The other drawback is the Optional which represents a set of optional columns that can be put anywhere or not put
them in the final order, e.g. +1 opt(2) represents (1, 2) and (2, 1) and (1). As for the indexes, it is ok that
one column can be put among a range, just like the previous example, both (a, b) or (b, a) work. However, it is very
seldom that one column can be put anywhere which means the Optional is not that usefull for index representation.
Consider these large limitaions and not that many useful methods, we decide not to use the OrderingChoice for workload level index recommendations.
As introduced by the paper
AIM,
the partial order shows its expressness in index representation. ({a, b}) is an partial order that simultaneously
represents both (a, b) and (b, a), offering a compact form of index representation. However, this brevity comes at a
cost - a more complex, time-intensive merging process. As discussed in the section III.E of the paper, the merging rule
is intricate. The whole problem will not be modeled as a trie based merging problem but a knapsack problem (proposed in
section III.F of AIM).
Another consideration is that CRDB currently does not support partial order-based index representation. It necessitates a final, defined order for all columns participating in the index. There are ideas outlined in the paper AIM, such as ordering columns by selectivity, that could serve as potential solutions. Consider the scenarios that we only store the fingerprint without constants, deciding on the order becomes increasingly challenging.

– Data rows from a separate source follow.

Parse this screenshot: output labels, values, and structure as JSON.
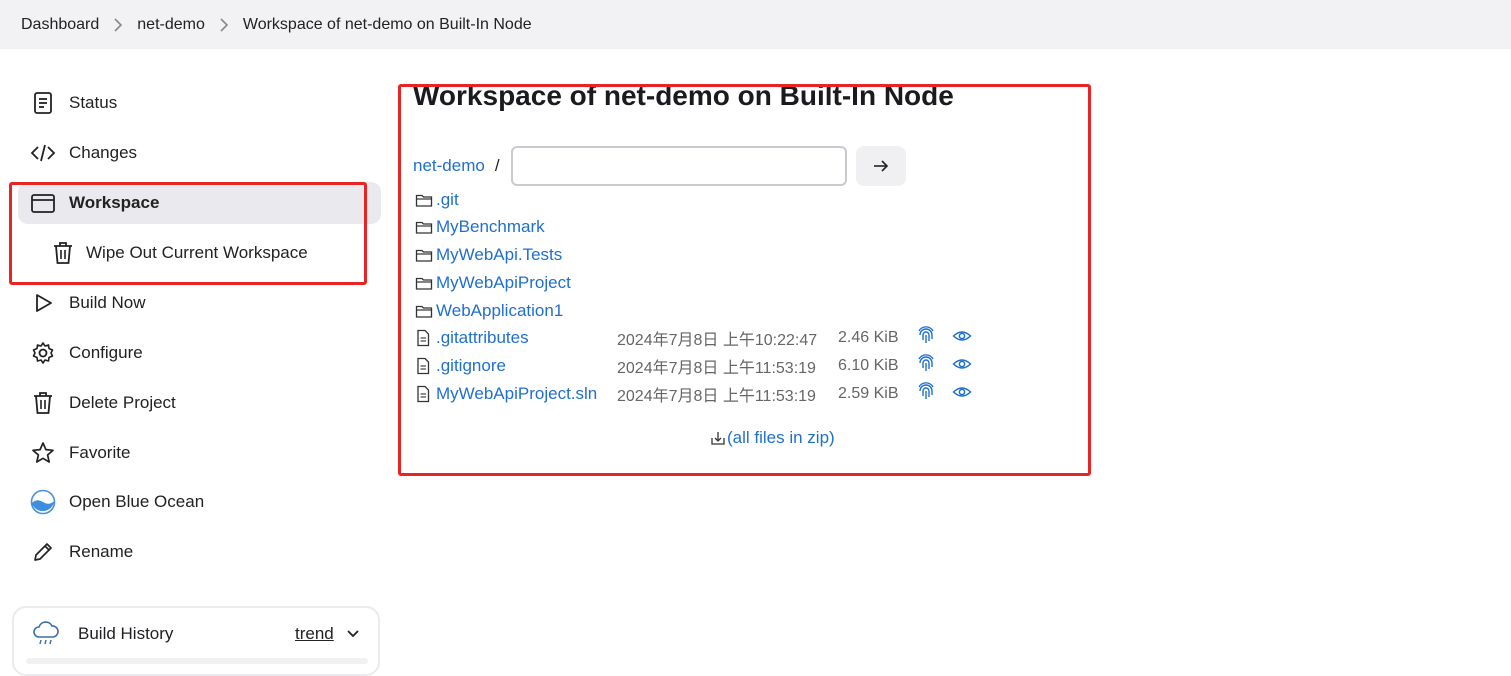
{
  "breadcrumb": {
    "items": [
      "Dashboard",
      "net-demo",
      "Workspace of net-demo on Built-In Node"
    ]
  },
  "sidebar": {
    "items": [
      {
        "label": "Status",
        "icon": "status-icon"
      },
      {
        "label": "Changes",
        "icon": "code-icon"
      },
      {
        "label": "Workspace",
        "icon": "folder-icon",
        "active": true
      },
      {
        "label": "Wipe Out Current Workspace",
        "icon": "trash-icon"
      },
      {
        "label": "Build Now",
        "icon": "play-icon"
      },
      {
        "label": "Configure",
        "icon": "gear-icon"
      },
      {
        "label": "Delete Project",
        "icon": "trash-icon"
      },
      {
        "label": "Favorite",
        "icon": "star-icon"
      },
      {
        "label": "Open Blue Ocean",
        "icon": "blue-ocean-icon"
      },
      {
        "label": "Rename",
        "icon": "pencil-icon"
      }
    ],
    "build_history": {
      "label": "Build History",
      "trend": "trend",
      "icon": "cloud-rain-icon"
    }
  },
  "main": {
    "title": "Workspace of net-demo on Built-In Node",
    "path_root": "net-demo",
    "path_sep": "/",
    "path_input_value": "",
    "folders": [
      ".git",
      "MyBenchmark",
      "MyWebApi.Tests",
      "MyWebApiProject",
      "WebApplication1"
    ],
    "files": [
      {
        "name": ".gitattributes",
        "date": "2024年7月8日 上午10:22:47",
        "size": "2.46 KiB"
      },
      {
        "name": ".gitignore",
        "date": "2024年7月8日 上午11:53:19",
        "size": "6.10 KiB"
      },
      {
        "name": "MyWebApiProject.sln",
        "date": "2024年7月8日 上午11:53:19",
        "size": "2.59 KiB"
      }
    ],
    "zip_label": "(all files in zip)"
  },
  "colors": {
    "link": "#1f6fd1",
    "highlight": "#e82525",
    "breadcrumb_bg": "#f2f2f4"
  }
}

In summary, while partial orders might present a more robust method of index representation, they also demand substantial future development and refinement.

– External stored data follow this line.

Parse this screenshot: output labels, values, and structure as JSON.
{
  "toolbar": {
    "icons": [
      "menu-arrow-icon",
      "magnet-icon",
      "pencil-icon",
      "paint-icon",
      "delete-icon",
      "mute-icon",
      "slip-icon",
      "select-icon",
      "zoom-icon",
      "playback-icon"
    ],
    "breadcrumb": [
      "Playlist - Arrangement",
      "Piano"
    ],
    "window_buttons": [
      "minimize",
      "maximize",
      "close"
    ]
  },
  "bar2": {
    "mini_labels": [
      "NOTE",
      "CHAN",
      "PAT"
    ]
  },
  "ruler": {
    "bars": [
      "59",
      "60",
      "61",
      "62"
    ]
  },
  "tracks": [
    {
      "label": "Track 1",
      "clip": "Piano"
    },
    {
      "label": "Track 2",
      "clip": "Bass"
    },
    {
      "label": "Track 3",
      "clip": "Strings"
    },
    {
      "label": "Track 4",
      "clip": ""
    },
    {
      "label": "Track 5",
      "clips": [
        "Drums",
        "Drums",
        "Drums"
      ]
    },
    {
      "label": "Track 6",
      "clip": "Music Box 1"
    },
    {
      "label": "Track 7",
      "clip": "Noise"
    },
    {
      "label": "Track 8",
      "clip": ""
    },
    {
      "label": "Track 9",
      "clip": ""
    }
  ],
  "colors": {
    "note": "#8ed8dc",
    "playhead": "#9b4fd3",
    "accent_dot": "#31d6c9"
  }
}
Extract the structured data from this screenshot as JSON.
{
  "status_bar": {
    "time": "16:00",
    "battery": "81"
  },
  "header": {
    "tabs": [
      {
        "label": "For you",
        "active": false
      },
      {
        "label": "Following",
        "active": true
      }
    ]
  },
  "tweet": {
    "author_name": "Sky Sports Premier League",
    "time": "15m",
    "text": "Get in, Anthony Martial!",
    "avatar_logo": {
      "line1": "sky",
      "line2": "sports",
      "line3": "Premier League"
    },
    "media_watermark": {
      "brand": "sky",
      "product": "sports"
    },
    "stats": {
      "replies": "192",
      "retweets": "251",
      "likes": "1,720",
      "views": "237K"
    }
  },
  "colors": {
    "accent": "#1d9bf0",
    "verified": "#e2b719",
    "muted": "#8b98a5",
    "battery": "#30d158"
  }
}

Generally, key representation for the index is /tableID/indexID/indexColumns.../primaryKey, the value will be
[/StoreColumns]. Suppose there are 3 tuples inserted to the table t: {4, 5, 6}, {7, 8, 9}, {10, 11, 12} and i is
the primary key. If we create the following index:
CREATE INDEX ON t(j, k)
Assume the tableID is 1 and the indexID is also 2. The key-value pairs for this index will be:
| Key | Value |
|---|---|
| /1/2/5/6/4 | Ø |
| /1/2/8/9/7 | Ø |
| /1/2/11/12/10 | Ø |
As for an index with storing:
CREATE INDEX ON t(j) storing (k)
Assume the indexID is 3. The key-value pairs are:
| Key | Value |
|---|---|
| /1/3/5/4 | 6 |
| /1/3/8/7 | 9 |
| /1/3/11/10 | 12 |
As you can see, the storage cost for the two indexes above are almost the same, but since the SSTable is ordered by the key, thus longer key may cost more.
For the question about adding an extra index to store the storing part or attaching them to an existing index, the answer should be the latter one since adding an extra index means adding the tableID, indexID, indexColumns again. What is more, adding more keys means higher search latency, thus attaching them to an existing index is a better idea.

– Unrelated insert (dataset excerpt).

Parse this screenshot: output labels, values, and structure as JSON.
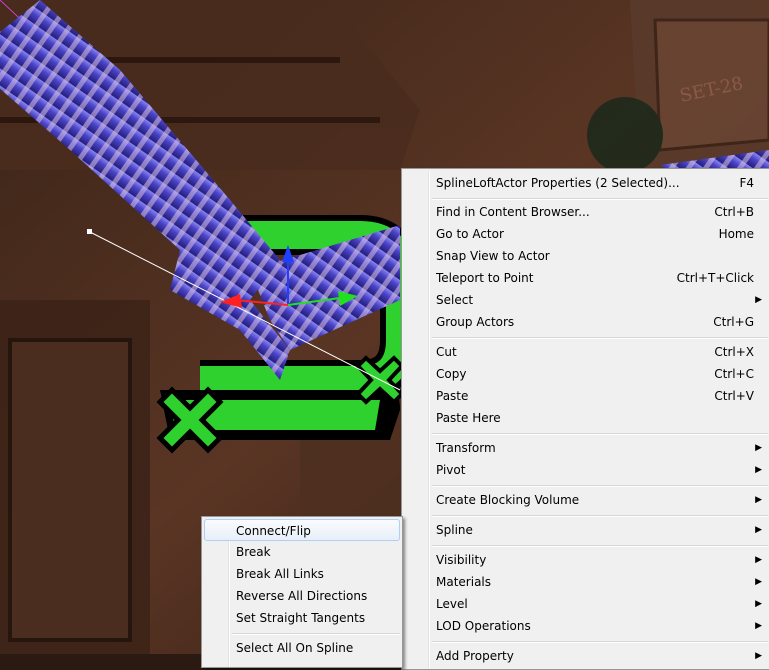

For the question about storing the storing part of one node on multiple leaf nodes or one leaf node, the answer should be one leaf node, adding one storing column to the index just means adding it to the value, thus the space cost for these two methods are almost the same, but storing all of them in one leaf node will decrease the number of vists for kv stores, thus that will be a efficiency improvement.